The longer I stared at the flood the more questions I came up with that needed answers soon. Most critical? How high would the water rise? How long would it take to do so? The rate of rise would slow down substantially as each vertical foot required more water volume because of the fall back of the hills, evaporation from the larger surface area, and absorption by more covered soil.
I told Goblin and One-Eye, “Dig up every educated man in town and give him to the brothers.” I thought about building boats and heightening towers and securing stores. I thought about our vast and wonderful warrens and the likelihood that thousands of manhours would go for naught.
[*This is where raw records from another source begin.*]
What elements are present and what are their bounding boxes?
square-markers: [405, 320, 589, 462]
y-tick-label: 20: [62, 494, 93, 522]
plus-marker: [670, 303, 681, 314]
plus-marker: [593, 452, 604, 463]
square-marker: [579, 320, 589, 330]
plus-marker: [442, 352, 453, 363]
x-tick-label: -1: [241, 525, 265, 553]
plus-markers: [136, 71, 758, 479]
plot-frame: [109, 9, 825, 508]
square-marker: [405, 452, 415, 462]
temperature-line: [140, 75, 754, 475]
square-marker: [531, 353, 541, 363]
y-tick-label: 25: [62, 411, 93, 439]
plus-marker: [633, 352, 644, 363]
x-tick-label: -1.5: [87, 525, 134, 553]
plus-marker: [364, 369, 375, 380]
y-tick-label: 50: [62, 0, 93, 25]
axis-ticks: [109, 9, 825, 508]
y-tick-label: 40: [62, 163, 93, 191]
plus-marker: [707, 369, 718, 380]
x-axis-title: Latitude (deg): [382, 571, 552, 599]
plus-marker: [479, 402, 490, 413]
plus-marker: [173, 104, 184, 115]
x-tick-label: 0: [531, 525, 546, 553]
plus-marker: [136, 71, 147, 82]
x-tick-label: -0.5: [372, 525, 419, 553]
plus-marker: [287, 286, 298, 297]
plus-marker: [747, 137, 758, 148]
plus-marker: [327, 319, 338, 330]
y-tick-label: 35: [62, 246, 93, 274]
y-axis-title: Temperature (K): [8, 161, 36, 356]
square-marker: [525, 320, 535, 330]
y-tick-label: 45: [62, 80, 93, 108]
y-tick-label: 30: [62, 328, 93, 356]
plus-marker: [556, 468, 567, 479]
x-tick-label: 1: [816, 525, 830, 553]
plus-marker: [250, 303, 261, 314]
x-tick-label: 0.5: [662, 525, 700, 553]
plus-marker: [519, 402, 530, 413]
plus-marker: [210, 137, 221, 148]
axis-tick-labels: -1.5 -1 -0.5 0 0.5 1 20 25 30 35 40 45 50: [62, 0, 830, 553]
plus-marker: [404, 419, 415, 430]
I thought about how we would have to prepare ourselves mentally for lots worse if we were going to survive. I thought about Ky Dam and his talk of hard times to come.
Thai Dei stepped over when nobody else was near. “Grandfather would speak with you. Soon, if possible.” His manners were impeccable. He did not call me Stone Soldier even once.
The old man must want something badly. “As you wish.” I noticed the outsider Sindhu on the battlements off toward the Western gate. I could feel him watching me. “One-Eye.”